Cloud-computing comparison - Wikipedia


### **Step 4: Extract the data you need**
Now that you have the HTML parsed, you can start extracting the data you’re interested in. Let’s say you want to scrape a list of items from a table on the web page:

In [37]:
table = soup.find("table")
rows = table.find_all("tr")

# getting the column names
headers = [header.text.strip() for header in rows[0].find_all("th")]
headers

['Provider',
 'Launched',
 'Block storage',
 'Assignable IPs',
 'SMTP support',
 'IOPS Guaranteed minimum',
 'Security',
 'Locations',
 'Notes']

In [38]:
data = []
for row in rows[1:]:
  cols = row.find_all("td")
  cols = [col.text.strip() for col in cols]
  data.append(cols)

# now, we store the data as a Pandas dataFrame
df = pd.DataFrame(data, columns=headers)

In [39]:
df.head()

Unnamed: 0,Provider,Launched,Block storage,Assignable IPs,SMTP support,IOPS Guaranteed minimum,Security,Locations,Notes
0,Google Cloud Platform,2013,Yes,No,No[1],Yes,Yes[2],"br, ca, cl, us, be, ch, de, es, fi, it, po, nl...",SMTP blocked.[4]
1,Oracle Cloud Infrastructure,2014,Yes,Yes,Yes,Yes,Yes[5],"us, ca, br, de, uk, nl, ch, in, aus, jp, kr, saud",
2,Amazon Web Services,2006,Yes,Yes,Partial[6],Yes,Yes[7],"us, ca, br, ie, de, uk, cn, sg, au, jp, kr, in...",List of bugs[8]
3,IBM Cloud,2005,Yes,Yes,No[9],Yes,Yes[10],"us, gb, fr, de, nl, in, au, hk, kr, it, jp, no...",
4,Microsoft Azure,2010,Yes,Yes,Yes[11],Yes,Yes[12],"ca, us, br, ie, nl, de, uk, cn, au, jp, in, kr...",List of bugs[13]


In [41]:
# if you want to store the table as a csv or excel file
df.to_csv("cloud_computing_providers.csv", sep=",", index=False)
df.to_excel("cloud_computing_provider.xlsx", sheet_name="main", index=False)

### **4. Important considerations**

**Respect the website’s terms of service:** Always check the website’s terms of service to ensure that you’re allowed to scrape its content.
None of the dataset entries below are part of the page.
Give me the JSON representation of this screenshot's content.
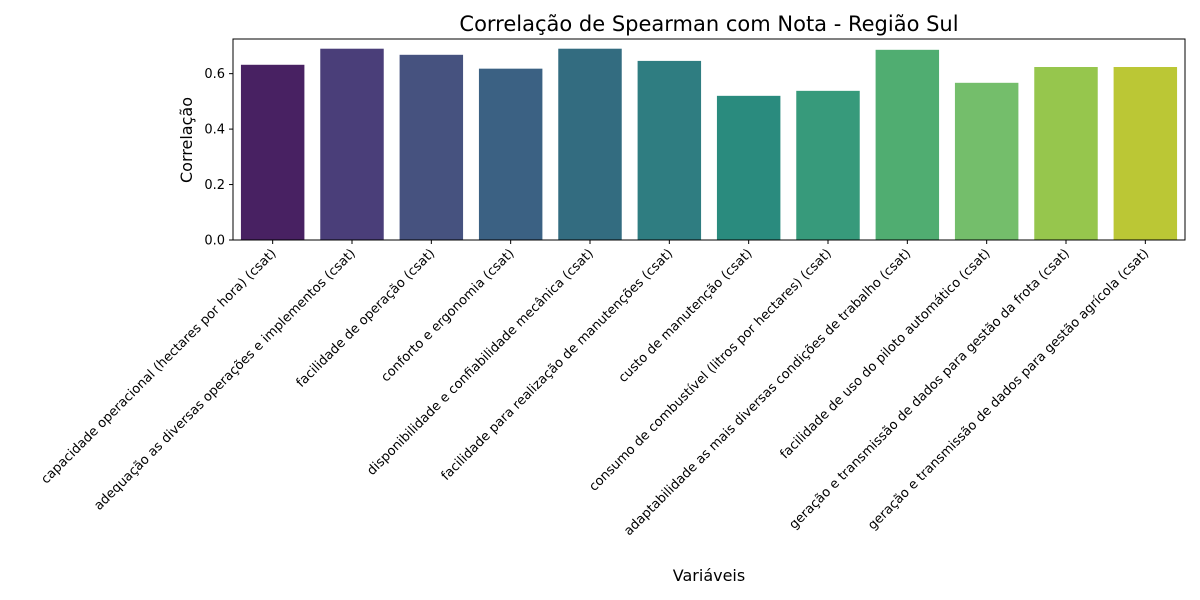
{
  "chart_data": {
    "type": "bar",
    "title": "Correlação de Spearman com Nota - Região Sul",
    "xlabel": "Variáveis",
    "ylabel": "Correlação",
    "ylim": [
      0,
      0.725
    ],
    "yticks": [
      0.0,
      0.2,
      0.4,
      0.6
    ],
    "grid": false,
    "categories": [
      "capacidade operacional (hectares por hora) (csat)",
      "adequação as diversas operações e implementos (csat)",
      "facilidade de operação (csat)",
      "conforto e ergonomia (csat)",
      "disponibilidade e confiabilidade mecânica  (csat)",
      "facilidade para realização de manutenções (csat)",
      "custo de manutenção (csat)",
      "consumo de combustível (litros por hectares) (csat)",
      "adaptabilidade as mais diversas condições de trabalho (csat)",
      "facilidade de uso do piloto automático (csat)",
      "geração e transmissão de dados para gestão da frota (csat)",
      "geração e transmissão de dados para gestão agrícola (csat)"
    ],
    "values": [
      0.632,
      0.69,
      0.668,
      0.618,
      0.69,
      0.646,
      0.52,
      0.538,
      0.686,
      0.567,
      0.624,
      0.624
    ],
    "colors": [
      "#482162",
      "#4a3e79",
      "#46527f",
      "#3b6183",
      "#336c80",
      "#2f7d81",
      "#2a8b7e",
      "#379a7b",
      "#50ad71",
      "#74be6b",
      "#96c64d",
      "#bbc735"
    ]
  }
}
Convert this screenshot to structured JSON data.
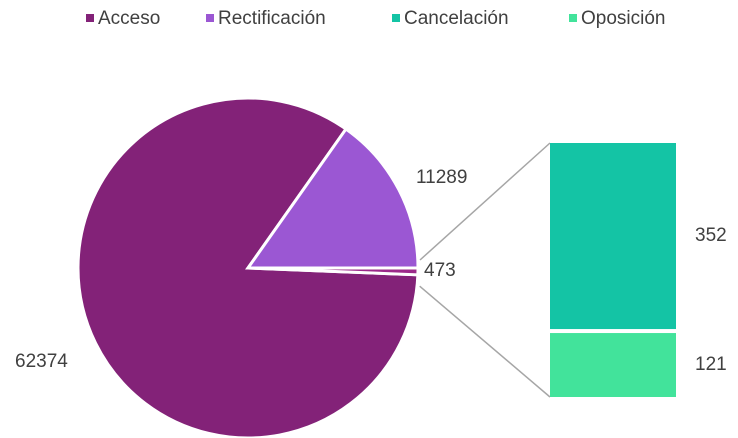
{
  "chart_data": {
    "type": "bar-of-pie",
    "categories": [
      "Acceso",
      "Rectificación",
      "Cancelación",
      "Oposición"
    ],
    "values": [
      62374,
      11289,
      352,
      121
    ],
    "colors": [
      "#832278",
      "#9b57d3",
      "#14c4a5",
      "#42e39b"
    ],
    "other_value": 473,
    "other_color": "#9c2a8a",
    "legend": "top"
  }
}
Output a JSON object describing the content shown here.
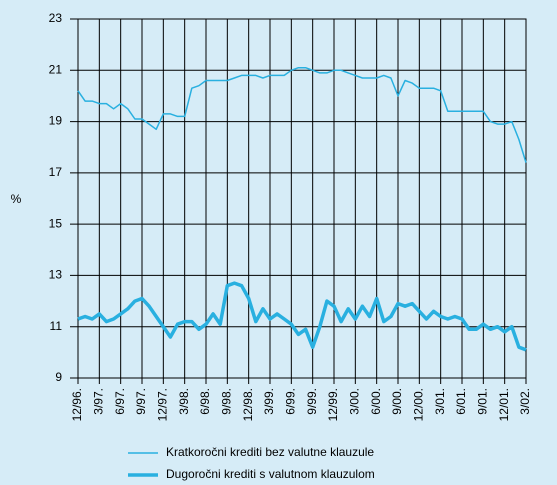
{
  "chart_data": {
    "type": "line",
    "y_label": "%",
    "categories": [
      "12/96.",
      null,
      null,
      "3/97.",
      null,
      null,
      "6/97.",
      null,
      null,
      "9/97.",
      null,
      null,
      "12/97.",
      null,
      null,
      "3/98.",
      null,
      null,
      "6/98.",
      null,
      null,
      "9/98.",
      null,
      null,
      "12/98.",
      null,
      null,
      "3/99.",
      null,
      null,
      "6/99.",
      null,
      null,
      "9/99.",
      null,
      null,
      "12/99.",
      null,
      null,
      "3/00.",
      null,
      null,
      "6/00.",
      null,
      null,
      "9/00.",
      null,
      null,
      "12/00.",
      null,
      null,
      "3/01.",
      null,
      null,
      "6/01.",
      null,
      null,
      "9/01.",
      null,
      null,
      "12/01.",
      null,
      null,
      "3/02."
    ],
    "series": [
      {
        "name": "Kratkoročni krediti bez valutne klauzule",
        "color": "#29b0e0",
        "width": 1.5,
        "values": [
          20.2,
          19.8,
          19.8,
          19.7,
          19.7,
          19.5,
          19.7,
          19.5,
          19.1,
          19.1,
          18.9,
          18.7,
          19.3,
          19.3,
          19.2,
          19.2,
          20.3,
          20.4,
          20.6,
          20.6,
          20.6,
          20.6,
          20.7,
          20.8,
          20.8,
          20.8,
          20.7,
          20.8,
          20.8,
          20.8,
          21.0,
          21.1,
          21.1,
          21.0,
          20.9,
          20.9,
          21.0,
          21.0,
          20.9,
          20.8,
          20.7,
          20.7,
          20.7,
          20.8,
          20.7,
          20.0,
          20.6,
          20.5,
          20.3,
          20.3,
          20.3,
          20.2,
          19.4,
          19.4,
          19.4,
          19.4,
          19.4,
          19.4,
          19.0,
          18.9,
          18.9,
          19.0,
          18.3,
          17.4
        ]
      },
      {
        "name": "Dugoročni krediti s valutnom klauzulom",
        "color": "#29b0e0",
        "width": 3.5,
        "values": [
          11.3,
          11.4,
          11.3,
          11.5,
          11.2,
          11.3,
          11.5,
          11.7,
          12.0,
          12.1,
          11.8,
          11.4,
          11.0,
          10.6,
          11.1,
          11.2,
          11.2,
          10.9,
          11.1,
          11.5,
          11.1,
          12.6,
          12.7,
          12.6,
          12.1,
          11.2,
          11.7,
          11.3,
          11.5,
          11.3,
          11.1,
          10.7,
          10.9,
          10.2,
          11.0,
          12.0,
          11.8,
          11.2,
          11.7,
          11.3,
          11.8,
          11.4,
          12.1,
          11.2,
          11.4,
          11.9,
          11.8,
          11.9,
          11.6,
          11.3,
          11.6,
          11.4,
          11.3,
          11.4,
          11.3,
          10.9,
          10.9,
          11.1,
          10.9,
          11.0,
          10.8,
          11.0,
          10.2,
          10.1
        ]
      }
    ],
    "ylim": [
      9,
      23
    ],
    "yticks": [
      9,
      11,
      13,
      15,
      17,
      19,
      21,
      23
    ],
    "grid": true
  }
}
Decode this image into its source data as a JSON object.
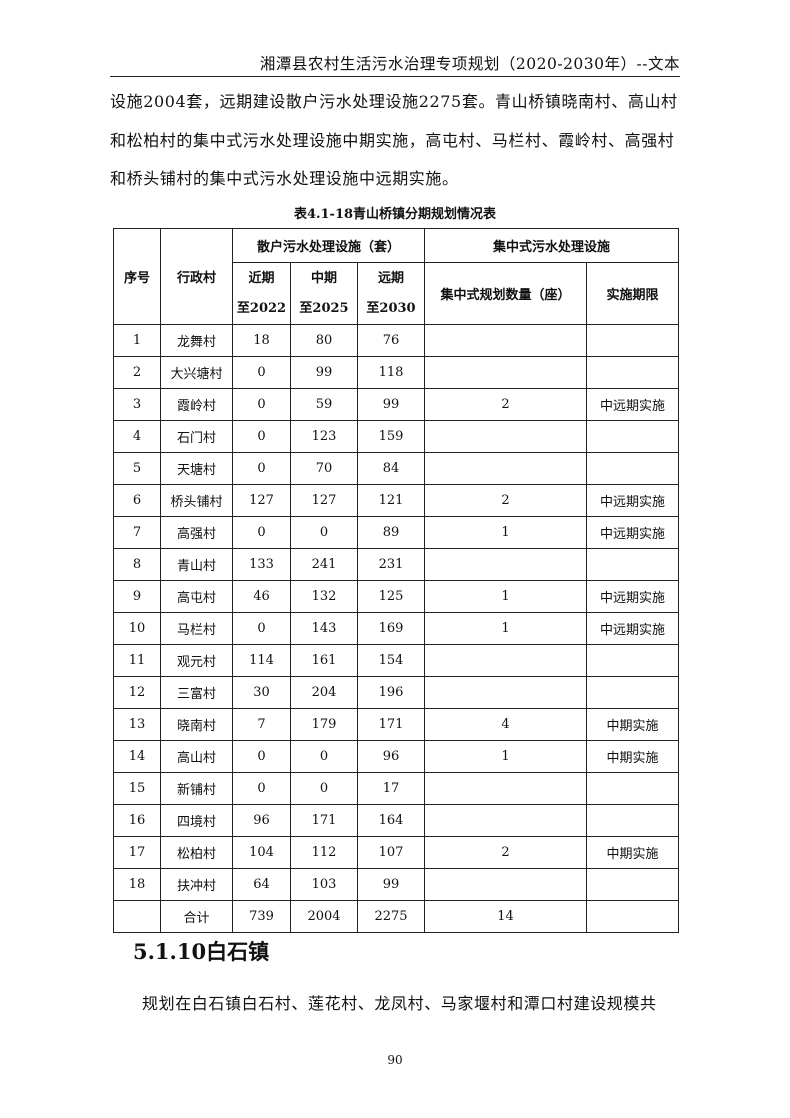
{
  "header": "湘潭县农村生活污水治理专项规划（2020-2030年）--文本",
  "paragraph1": "设施2004套，远期建设散户污水处理设施2275套。青山桥镇晓南村、高山村和松柏村的集中式污水处理设施中期实施，高屯村、马栏村、霞岭村、高强村和桥头铺村的集中式污水处理设施中远期实施。",
  "table": {
    "caption": "表4.1-18青山桥镇分期规划情况表",
    "headers": {
      "no": "序号",
      "village": "行政村",
      "scattered": "散户污水处理设施（套）",
      "central": "集中式污水处理设施",
      "near": "近期",
      "near_sub": "至2022",
      "mid": "中期",
      "mid_sub": "至2025",
      "far": "远期",
      "far_sub": "至2030",
      "count": "集中式规划数量（座）",
      "period": "实施期限"
    },
    "rows": [
      [
        "1",
        "龙舞村",
        "18",
        "80",
        "76",
        "",
        ""
      ],
      [
        "2",
        "大兴塘村",
        "0",
        "99",
        "118",
        "",
        ""
      ],
      [
        "3",
        "霞岭村",
        "0",
        "59",
        "99",
        "2",
        "中远期实施"
      ],
      [
        "4",
        "石门村",
        "0",
        "123",
        "159",
        "",
        ""
      ],
      [
        "5",
        "天塘村",
        "0",
        "70",
        "84",
        "",
        ""
      ],
      [
        "6",
        "桥头铺村",
        "127",
        "127",
        "121",
        "2",
        "中远期实施"
      ],
      [
        "7",
        "高强村",
        "0",
        "0",
        "89",
        "1",
        "中远期实施"
      ],
      [
        "8",
        "青山村",
        "133",
        "241",
        "231",
        "",
        ""
      ],
      [
        "9",
        "高屯村",
        "46",
        "132",
        "125",
        "1",
        "中远期实施"
      ],
      [
        "10",
        "马栏村",
        "0",
        "143",
        "169",
        "1",
        "中远期实施"
      ],
      [
        "11",
        "观元村",
        "114",
        "161",
        "154",
        "",
        ""
      ],
      [
        "12",
        "三富村",
        "30",
        "204",
        "196",
        "",
        ""
      ],
      [
        "13",
        "晓南村",
        "7",
        "179",
        "171",
        "4",
        "中期实施"
      ],
      [
        "14",
        "高山村",
        "0",
        "0",
        "96",
        "1",
        "中期实施"
      ],
      [
        "15",
        "新铺村",
        "0",
        "0",
        "17",
        "",
        ""
      ],
      [
        "16",
        "四境村",
        "96",
        "171",
        "164",
        "",
        ""
      ],
      [
        "17",
        "松柏村",
        "104",
        "112",
        "107",
        "2",
        "中期实施"
      ],
      [
        "18",
        "扶冲村",
        "64",
        "103",
        "99",
        "",
        ""
      ],
      [
        "",
        "合计",
        "739",
        "2004",
        "2275",
        "14",
        ""
      ]
    ]
  },
  "section_heading": "5.1.10白石镇",
  "paragraph2": "规划在白石镇白石村、莲花村、龙凤村、马家堰村和潭口村建设规模共",
  "page_number": "90"
}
Some websites explicitly prohibit scraping.

**Be mindful of rate limits**: Avoid sending too many requests in a short period to prevent overloading the website’s server. Implement delays between requests if necessary.

**Handle errors gracefully:**Always include error handling in your script to manage situations where the website structure changes or the page fails to load.

## **Conclusion**

By setting up a basic web scraper in Python, you can automate the process of gathering data from websites, making it easier to acquire the information you need for your AI/ML projects.